30 individus ont participé à cette étude en 3 parties : 15 sujets étaient lombalgiques avec sensation de raideur lombaire et 15 sujets sains servaient de contrôle.

Première partie
En utilisant un dispositif appliquant une force standardisée sur la colonne permettant une mesure objective du déplacement de la sonde d’application (2), les auteurs ont évalué le rapport entre la perception de se sentir raide au niveau lombaire (mesurée par NRS 0-100) et la raideur objectivée par l’appareillage. Il n’a pas été retrouvé de relation significative entre raideur perçue et raideur réelle chez les lombalgiques et ce, quel que soit la force appliquée (55 N, 60 N, 70 N) ou le type de mesure de raideur (raideur moyenne ou de fin d’amplitude). Ensuite, les auteurs ont cherché à savoir si les mesures objectives de raideur étaient différentes entre ceux qui étaient lombalgiques avec sensation de raideur et les sujets sains. Ils n’ont retrouvé aucune différence significative et ont conclu que « se sentir raide n’est pas la même chose que l’être réellement ».

Seconde partie
Les auteurs ont appliqué des forces différentes sur la colonne des 30 participants en leur demandant d’évaluer la magnitude de la force appliquée (forces entre 50 et 70 N et test à 60N).

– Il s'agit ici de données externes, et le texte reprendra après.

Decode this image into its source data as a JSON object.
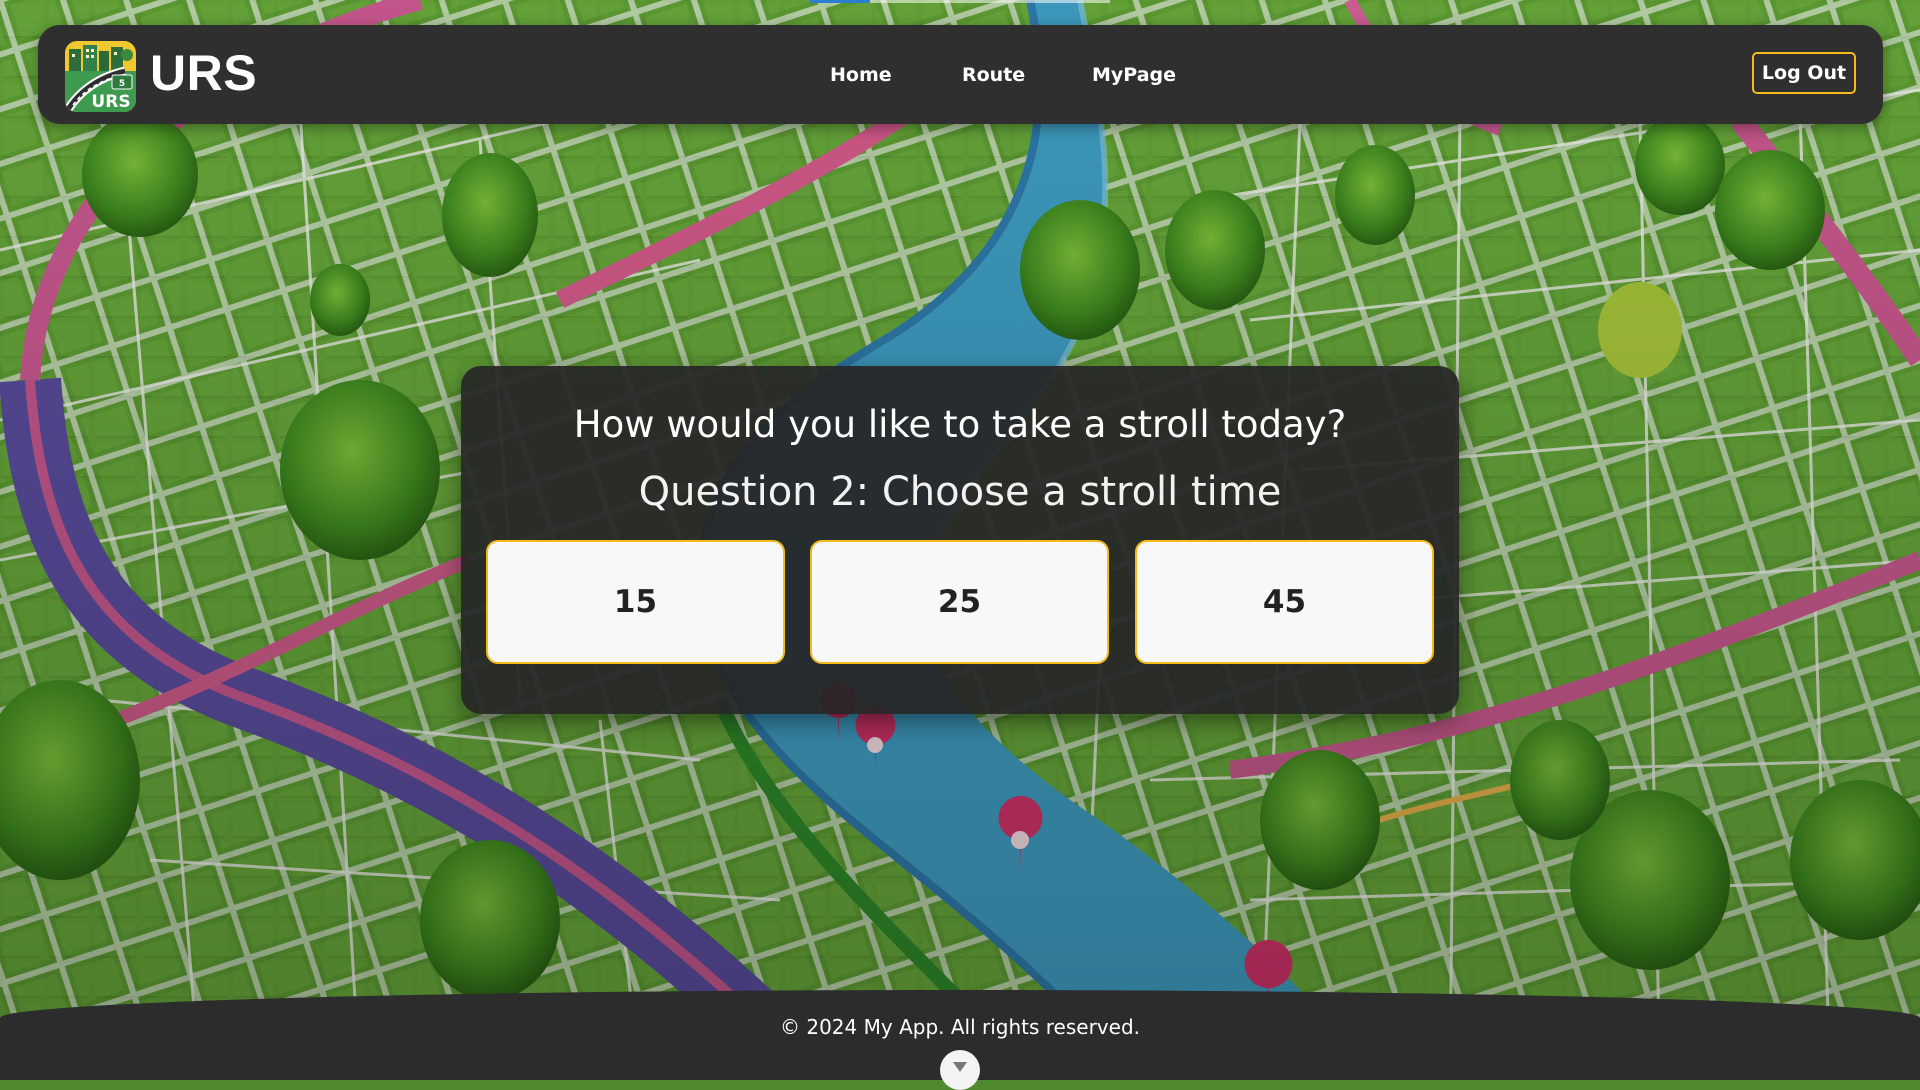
{
  "header": {
    "brand": "URS",
    "nav": [
      {
        "label": "Home"
      },
      {
        "label": "Route"
      },
      {
        "label": "MyPage"
      }
    ],
    "logout_label": "Log Out",
    "logo": {
      "icon": "urs-city-road-logo",
      "text": "URS",
      "sign_text": "5"
    }
  },
  "card": {
    "title": "How would you like to take a stroll today?",
    "question": "Question 2: Choose a stroll time",
    "options": [
      {
        "label": "15"
      },
      {
        "label": "25"
      },
      {
        "label": "45"
      }
    ]
  },
  "footer": {
    "text": "© 2024 My App. All rights reserved.",
    "scroll_icon": "chevron-down-icon"
  },
  "colors": {
    "accent": "#f5b91a",
    "header_bg": "#2f2f2f",
    "card_bg": "#262626",
    "option_bg": "#f8f8f8",
    "river": "#3f9fc4",
    "grass": "#5d9a33"
  }
}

Si les deux groupes surestimaient les forces appliquées, la magnitude de cette surestimation était plus importante chez les sujets lombalgiques (31% contre 15%). Il existait une association entre l’importance de la perception d’être raide et l’importance de l’erreur d’estimation. Comme les forces étaient appliquées par deux, les auteurs en ont profité pour s’intéresser à la capacité des sujets à ressentir la variation ressentie de la force appliquée entre les deux essais (discrimination). La discrimination des sujets lombalgiques était meilleure que celle des sujets sains. Les auteurs concluent que les lombalgiques avec perception de raideur montrent un profil de protection : ils surestiment les forces appliquées au niveau de leur dos et sont plus performants pour détecter les variations de ces forces par rapport à leurs homologues du groupe contrôle.

Troisième partie
Les auteurs ont cherché à savoir s’il était possible de manipuler cette erreur (la surestimation) perceptive en ajoutant simultanément aux stimulations mécaniques de la colonne des inputs auditifs (absence de son, bruit contrôle et bruit de grincement). Les sujets devaient à nouveau évaluer les forces appliquées sur leur colonne mais dans 3 conditions auditives. Les deux groupes se comportaient de manière identique avec une différence significative dans l’erreur d’estimation plus importante dans la condition de bruit de grincement. Les auteurs ont finalement répété l’expérience en créant une condition où ils faisaient baisser le volume du bruit de grincement. A nouveau, il n’existait pas de différence entre les groupes qui se comportaient de la même manière : dans la condition de baisse de volume, l’estimation de la force appliquée baissait par rapport à la condition où le volume était stable.

Conclusion : la perception de raideur au niveau du dos n’est pas en lien avec des mesures objectives de raideur lombaire. Elle est en rapport avec une surestimation des forces appliquées à la colonne ce qui supporte l’idée que se sentir raide peut représenter une construction perceptuelle de protection.

Références

(1) Tasha R. Stanton, G. Lorimer Moseley, Arnold Y. L. Wong & Gregory N. Kawchuk. Feeling stiffness in the back: a protective perceptual inference in chronic back pain. Scientific Reports 7, Article number: 9681 (2017). En accès libre ici

(2) Fritz, J. M. et al. Preliminary investigation of the mechanisms underlying the effects of manipulation: exploration of a multivariate model including spinal stiffness, multifidus recruitment, and clinical findings. Spine 36, 1772–1781 (2011).